Background: Daily hemodialysis has been proposed to improve outcomes for patients with end-stage renal disease. There has been increasing evidence that daily hemodialysis might have potential advantages over intermittent dialysis. However, despite these potential advantages, daily hemodialysis is infrequently used in the United States, and published accounts on the technique are few.
Methods: We describe patient outcomes after increasing their hemodialysis frequency from three to six times per week in a cohort of 72 patients treated at nine centers during 1972 to 1996. Analyses of predialysis blood pressure and laboratory parameters from 6 months before until 12 months after starting frequent hemodialysis used a repeated-measures statistical technique.

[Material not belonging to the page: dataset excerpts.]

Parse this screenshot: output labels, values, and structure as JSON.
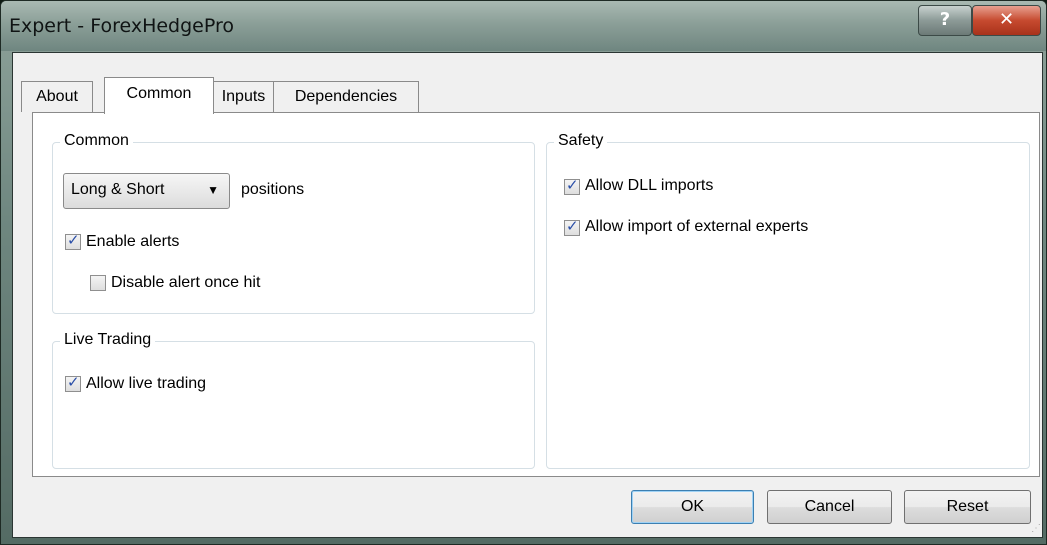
{
  "window": {
    "title": "Expert - ForexHedgePro",
    "help_label": "?",
    "close_label": "✕"
  },
  "tabs": [
    {
      "label": "About"
    },
    {
      "label": "Common"
    },
    {
      "label": "Inputs"
    },
    {
      "label": "Dependencies"
    }
  ],
  "common": {
    "group_label": "Common",
    "positions_select": "Long & Short",
    "positions_label": "positions",
    "enable_alerts": {
      "label": "Enable alerts",
      "checked": true
    },
    "disable_alert_once_hit": {
      "label": "Disable alert once hit",
      "checked": false
    }
  },
  "live_trading": {
    "group_label": "Live Trading",
    "allow_live_trading": {
      "label": "Allow live trading",
      "checked": true
    }
  },
  "safety": {
    "group_label": "Safety",
    "allow_dll_imports": {
      "label": "Allow DLL imports",
      "checked": true
    },
    "allow_import_external": {
      "label": "Allow import of external experts",
      "checked": true
    }
  },
  "buttons": {
    "ok": "OK",
    "cancel": "Cancel",
    "reset": "Reset"
  }
}
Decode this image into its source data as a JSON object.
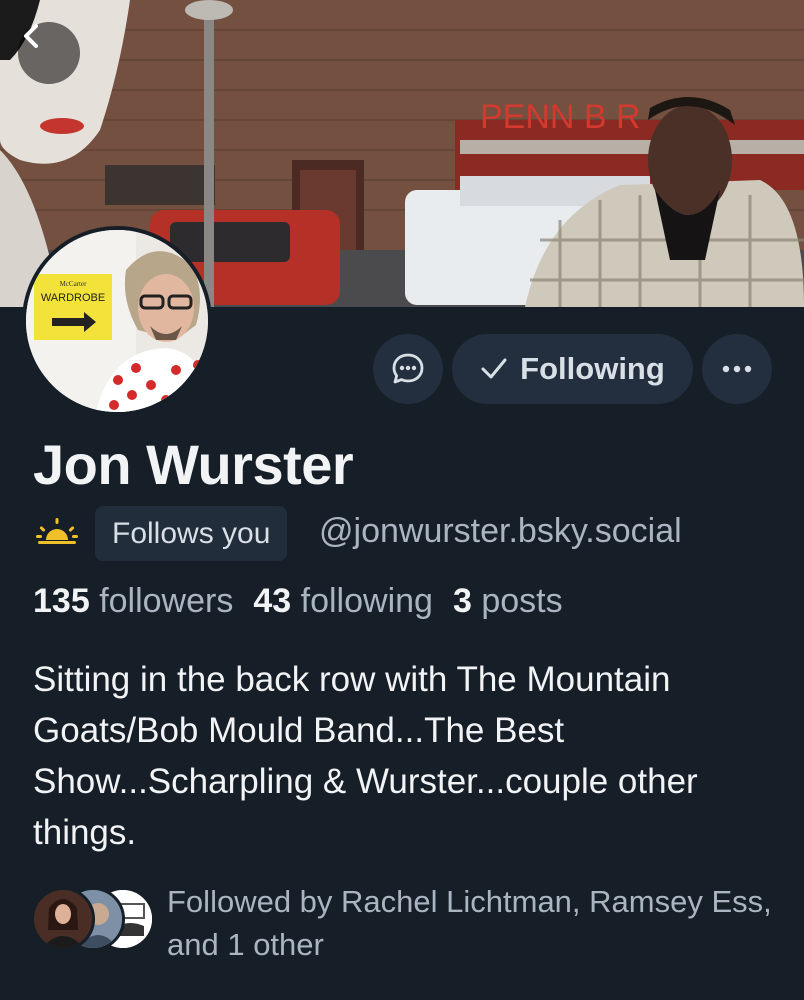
{
  "profile": {
    "display_name": "Jon Wurster",
    "follows_you_label": "Follows you",
    "handle": "@jonwurster.bsky.social",
    "followers_count": "135",
    "followers_label": "followers",
    "following_count": "43",
    "following_label": "following",
    "posts_count": "3",
    "posts_label": "posts",
    "bio": "Sitting in the back row with The Mountain Goats/Bob Mould Band...The Best Show...Scharpling & Wurster...couple other things.",
    "followed_by": "Followed by Rachel Lichtman, Ramsey Ess, and 1 other"
  },
  "actions": {
    "following_label": "Following"
  },
  "banner": {
    "sign_text": "PENN B    R",
    "avatar_sign_small": "McCarter",
    "avatar_sign_text": "WARDROBE"
  },
  "icons": {
    "back": "chevron-left-icon",
    "message": "chat-bubble-icon",
    "check": "check-icon",
    "more": "ellipsis-icon",
    "status": "sunrise-icon"
  },
  "colors": {
    "background": "#161e27",
    "button_bg": "#232e3e",
    "muted_text": "#aab5c2",
    "primary_text": "#f1f3f5"
  }
}
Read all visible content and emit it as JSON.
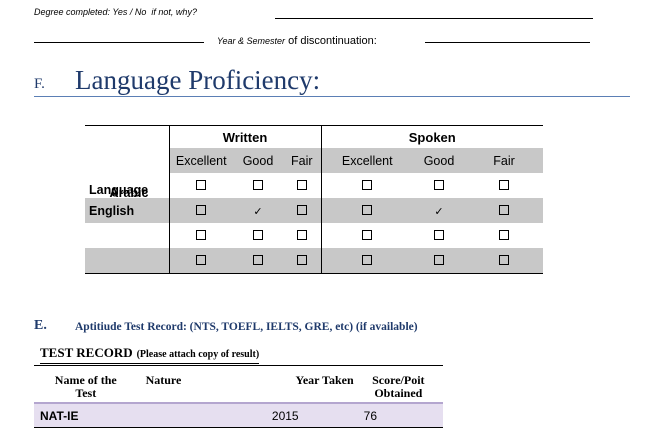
{
  "degree": {
    "label": "Degree completed: Yes / No",
    "reason": "if not, why?"
  },
  "discontinuation": {
    "small": "Year & Semester",
    "label": "of discontinuation:"
  },
  "section_f": {
    "letter": "F.",
    "title": "Language Proficiency:"
  },
  "language_table": {
    "written": "Written",
    "spoken": "Spoken",
    "language_header": "Language",
    "levels": [
      "Excellent",
      "Good",
      "Fair"
    ],
    "rows": [
      {
        "name": "Arabic",
        "written": [
          false,
          false,
          false
        ],
        "spoken": [
          false,
          false,
          false
        ]
      },
      {
        "name": "English",
        "written": [
          false,
          true,
          false
        ],
        "spoken": [
          false,
          true,
          false
        ]
      },
      {
        "name": "",
        "written": [
          false,
          false,
          false
        ],
        "spoken": [
          false,
          false,
          false
        ]
      },
      {
        "name": "",
        "written": [
          false,
          false,
          false
        ],
        "spoken": [
          false,
          false,
          false
        ]
      }
    ],
    "check_glyph": "✓"
  },
  "section_e": {
    "letter": "E.",
    "title": "Aptitiude Test Record: (NTS, TOEFL, IELTS, GRE, etc) (if available)"
  },
  "test_record": {
    "caption": "TEST RECORD",
    "note": "(Please attach copy of result)",
    "headers": {
      "name_line1": "Name of the",
      "name_line2": "Test",
      "nature": "Nature",
      "year": "Year Taken",
      "score_line1": "Score/Poit",
      "score_line2": "Obtained"
    },
    "rows": [
      {
        "name": "NAT-IE",
        "nature": "",
        "year": "2015",
        "score": "76"
      }
    ]
  }
}
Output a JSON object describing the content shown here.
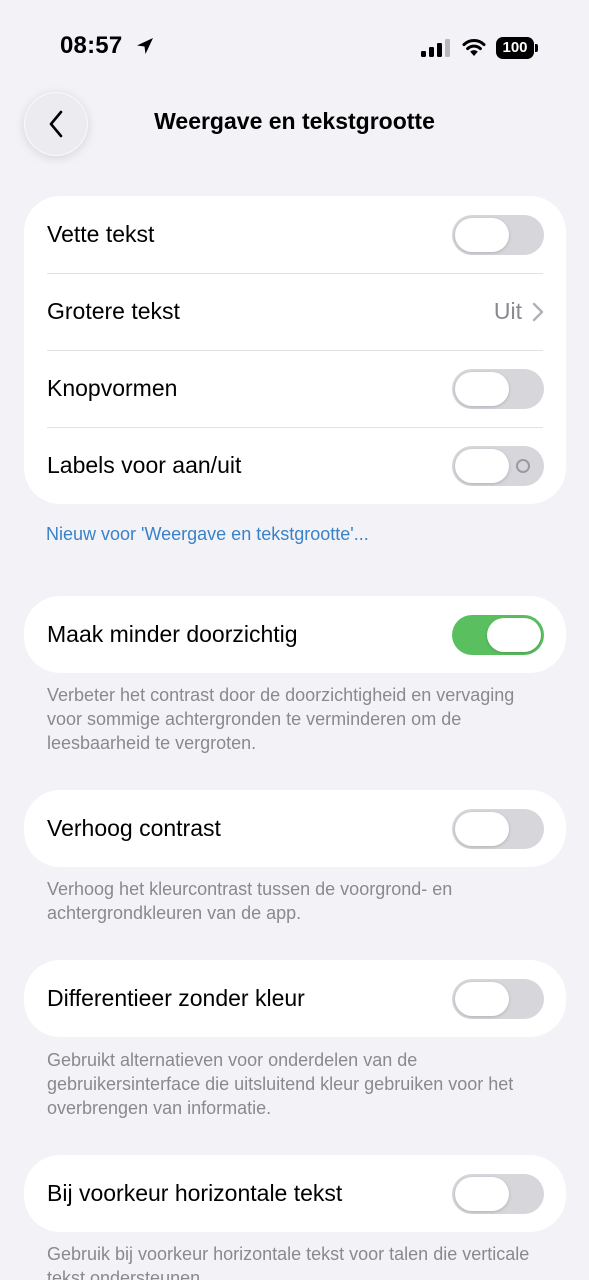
{
  "status_bar": {
    "time": "08:57",
    "battery": "100"
  },
  "nav": {
    "title": "Weergave en tekstgrootte"
  },
  "group1": {
    "rows": [
      {
        "label": "Vette tekst",
        "toggle": "off"
      },
      {
        "label": "Grotere tekst",
        "value": "Uit"
      },
      {
        "label": "Knopvormen",
        "toggle": "off"
      },
      {
        "label": "Labels voor aan/uit",
        "toggle": "off"
      }
    ]
  },
  "whats_new_link": "Nieuw voor 'Weergave en tekstgrootte'...",
  "reduce_transparency": {
    "label": "Maak minder doorzichtig",
    "toggle": "on",
    "footnote": "Verbeter het contrast door de doorzichtigheid en vervaging voor sommige achtergronden te verminderen om de leesbaarheid te vergroten."
  },
  "increase_contrast": {
    "label": "Verhoog contrast",
    "toggle": "off",
    "footnote": "Verhoog het kleurcontrast tussen de voorgrond- en achtergrondkleuren van de app."
  },
  "differentiate_color": {
    "label": "Differentieer zonder kleur",
    "toggle": "off",
    "footnote": "Gebruikt alternatieven voor onderdelen van de gebruikersinterface die uitsluitend kleur gebruiken voor het overbrengen van informatie."
  },
  "prefer_horizontal": {
    "label": "Bij voorkeur horizontale tekst",
    "toggle": "off",
    "footnote": "Gebruik bij voorkeur horizontale tekst voor talen die verticale tekst ondersteunen."
  },
  "colors": {
    "accent_green": "#5ac05f",
    "link_blue": "#3a82c8",
    "background": "#f2f2f7"
  },
  "icons": [
    "location-arrow-icon",
    "cellular-signal-icon",
    "wifi-icon",
    "battery-icon",
    "chevron-left-icon",
    "chevron-right-icon"
  ]
}
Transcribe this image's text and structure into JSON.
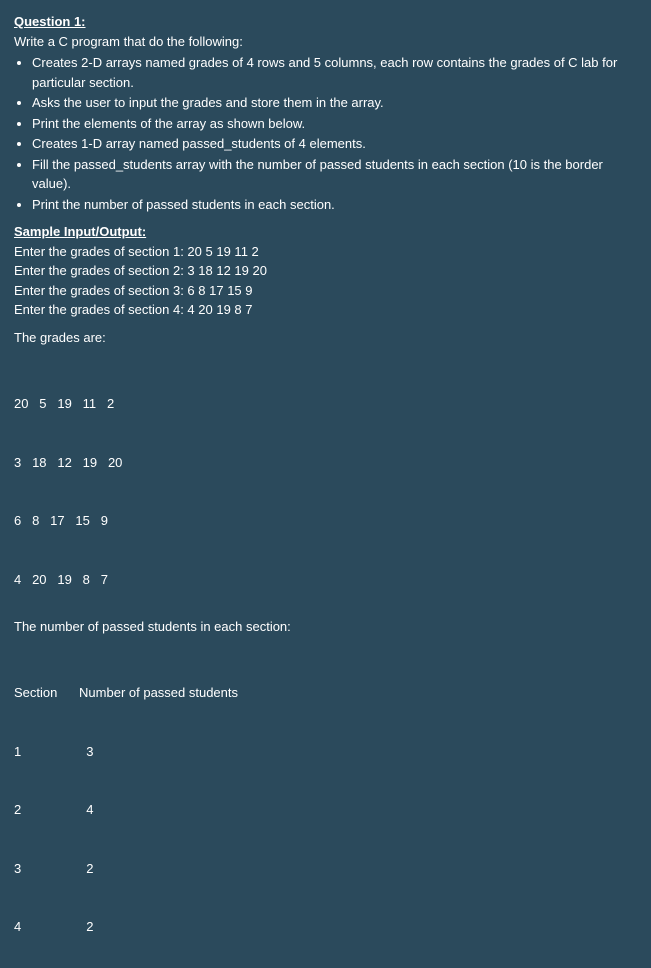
{
  "q": {
    "title": "Question 1:",
    "intro": "Write a C program that do the following:",
    "bullets": [
      "Creates 2-D arrays named grades of 4 rows and 5 columns, each row contains the grades of C lab for particular section.",
      "Asks the user to input the grades and store them in the array.",
      "Print the elements of the array as shown below.",
      "Creates 1-D array named passed_students of 4 elements.",
      "Fill the passed_students array with the number of passed students in each section (10 is the border value).",
      "Print the number of passed students in each section."
    ]
  },
  "io": {
    "heading": "Sample Input/Output:",
    "inputs": [
      "Enter the grades of section 1: 20  5  19  11  2",
      "Enter the grades of section 2: 3  18  12  19  20",
      "Enter the grades of section 3: 6  8  17  15  9",
      "Enter the grades of section 4: 4  20  19  8  7"
    ],
    "grades_label": "The grades are:",
    "grades_rows": [
      "20   5   19   11   2",
      "3   18   12   19   20",
      "6   8   17   15   9",
      "4   20   19   8   7"
    ],
    "passed_label": "The number of passed students in each section:",
    "passed_header": "Section      Number of passed students",
    "passed_rows": [
      "1                  3",
      "2                  4",
      "3                  2",
      "4                  2"
    ]
  },
  "chart_data": {
    "type": "table",
    "title": "Number of passed students per section",
    "columns": [
      "Section",
      "Number of passed students"
    ],
    "rows": [
      [
        1,
        3
      ],
      [
        2,
        4
      ],
      [
        3,
        2
      ],
      [
        4,
        2
      ]
    ],
    "grades_matrix": [
      [
        20,
        5,
        19,
        11,
        2
      ],
      [
        3,
        18,
        12,
        19,
        20
      ],
      [
        6,
        8,
        17,
        15,
        9
      ],
      [
        4,
        20,
        19,
        8,
        7
      ]
    ]
  }
}
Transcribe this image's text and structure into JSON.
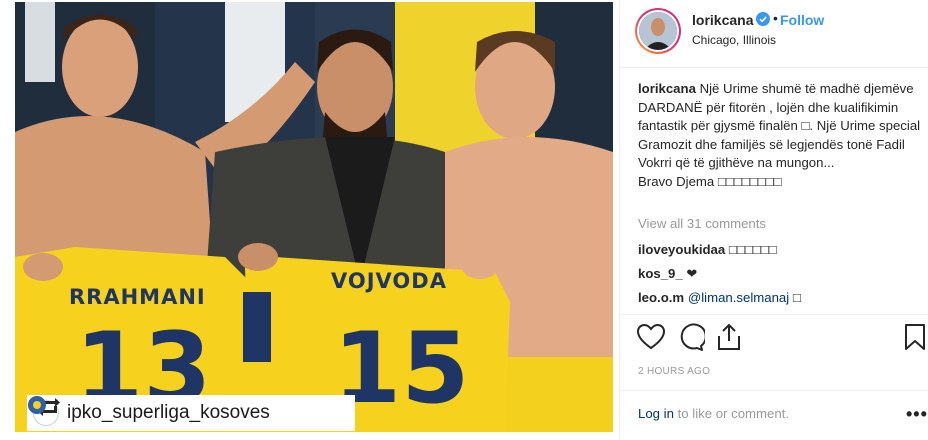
{
  "photo": {
    "jersey_left_name": "RRAHMANI",
    "jersey_left_number": "13",
    "jersey_right_name": "VOJVODA",
    "jersey_right_number": "15",
    "repost_handle": "ipko_superliga_kosoves",
    "icons": {
      "repost": "repost-icon",
      "logo": "league-logo"
    },
    "colors": {
      "jersey": "#f6d21e",
      "jersey_text": "#1e3566",
      "background": "#3b4a5c"
    }
  },
  "header": {
    "username": "lorikcana",
    "separator": "•",
    "follow_label": "Follow",
    "location": "Chicago, Illinois",
    "colors": {
      "follow": "#3897f0",
      "verified": "#3897f0"
    }
  },
  "caption": {
    "username": "lorikcana",
    "text": "Një Urime shumë të madhë djemëve DARDANË për fitorën , lojën dhe kualifikimin fantastik për gjysmë finalën □. Një Urime special Gramozit dhe familjës së legjendës tonë Fadil Vokrri që të gjithëve na mungon...",
    "line_last": "Bravo Djema □□□□□□□□"
  },
  "comments": {
    "view_all": "View all 31 comments",
    "items": [
      {
        "user": "iloveyoukidaa",
        "text": " □□□□□□",
        "mention": ""
      },
      {
        "user": "kos_9_",
        "text": " ❤",
        "mention": ""
      },
      {
        "user": "leo.o.m",
        "text": " □",
        "mention": "@liman.selmanaj"
      }
    ]
  },
  "actions": {
    "like": "heart-icon",
    "comment": "comment-icon",
    "share": "share-icon",
    "save": "bookmark-icon"
  },
  "timestamp": "2 HOURS AGO",
  "footer": {
    "login_link": "Log in",
    "login_rest": " to like or comment.",
    "more": "•••"
  }
}
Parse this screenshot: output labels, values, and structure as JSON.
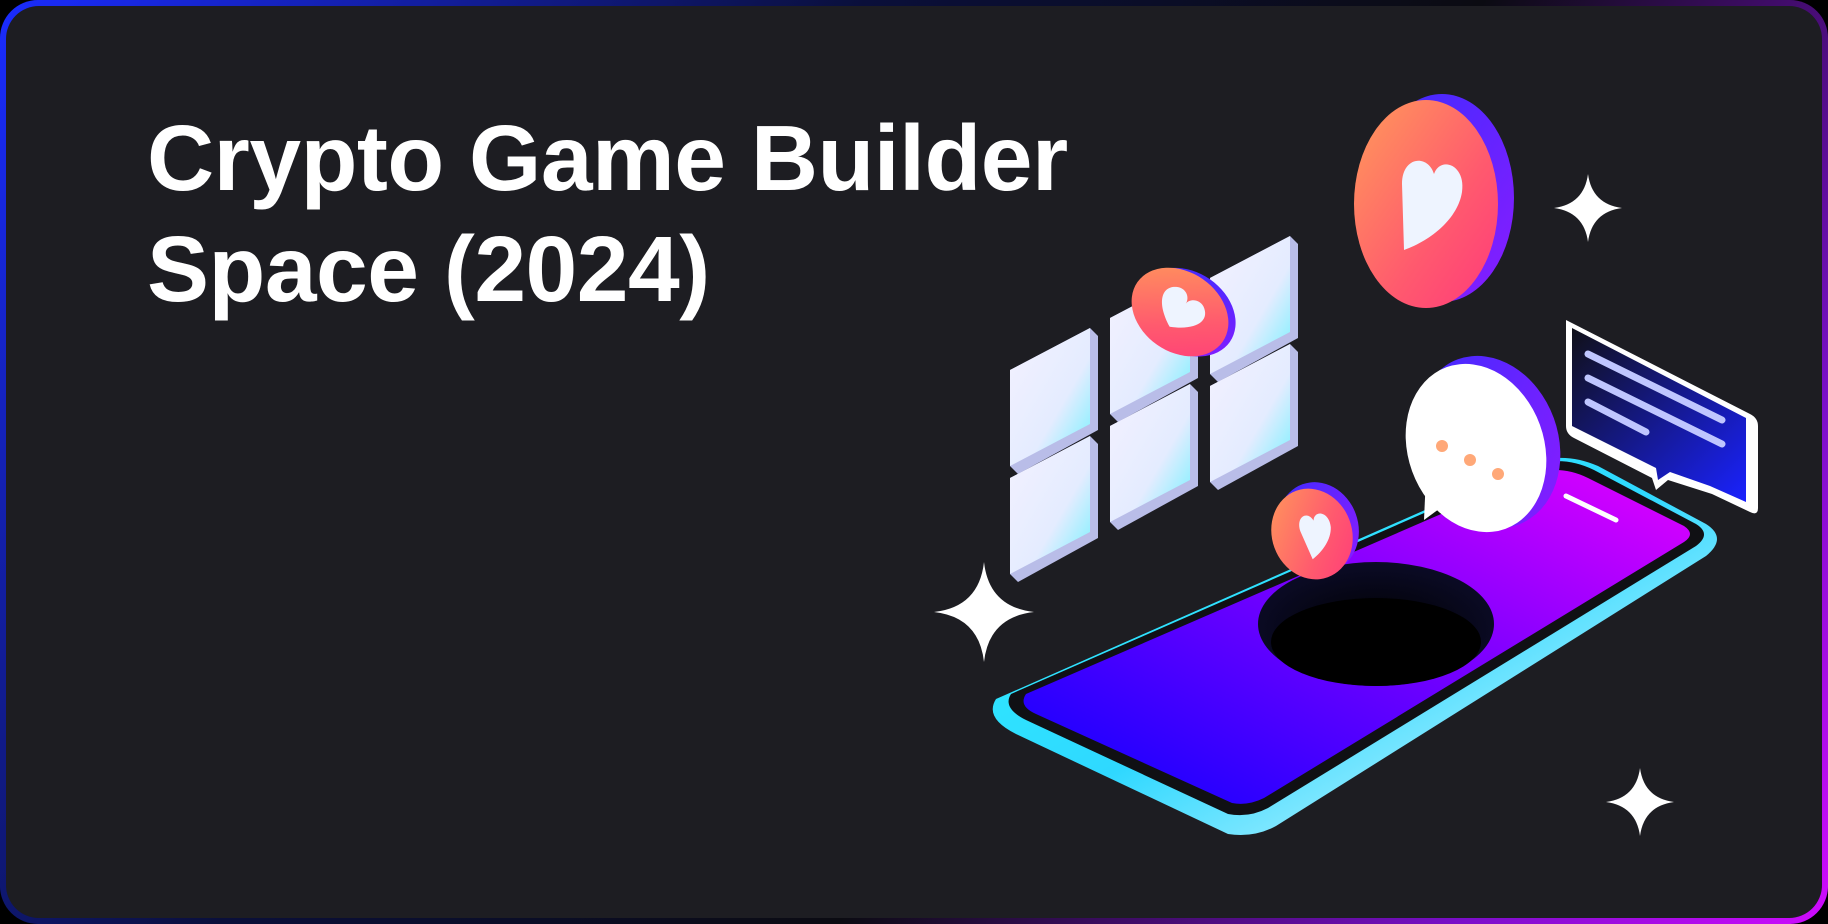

Results: Predialysis systolic and diastolic blood pressures fell by 7 and 4 mm Hg, respectively, after starting frequent hemodialysis (P = 0.02). Reductions were greatest among patients being treated with antihypertensive medications, despite a reduction in their dosage of medications. Postdialysis weight fell by 1.0% within one month of starting frequent hemodialysis and improved control of hypertension. After the initial drop, postdialysis weight increased at a rate of 0.85 kg per six months. Serum albumin rose by 0.29 g/dl (P < 0.001) between months 1 to 12 of treatment with daily hemodialysis. Hematocrit rose by 3.0 percentage points (P = 0.02) among patients (N = 56) not treated with erythropoietin during this period. Two years after the start of daily hemodialysis, Kaplan-Meier analyses showed a patient survival of 93%, a technique survival of 77%, and an arteriovenous fistula patency of 92%. Vascular access patency was excellent despite more frequent use of the access.
Conclusions: These results suggest that in certain patients, daily hemodialysis might have advantages over three times per week hemodialysis.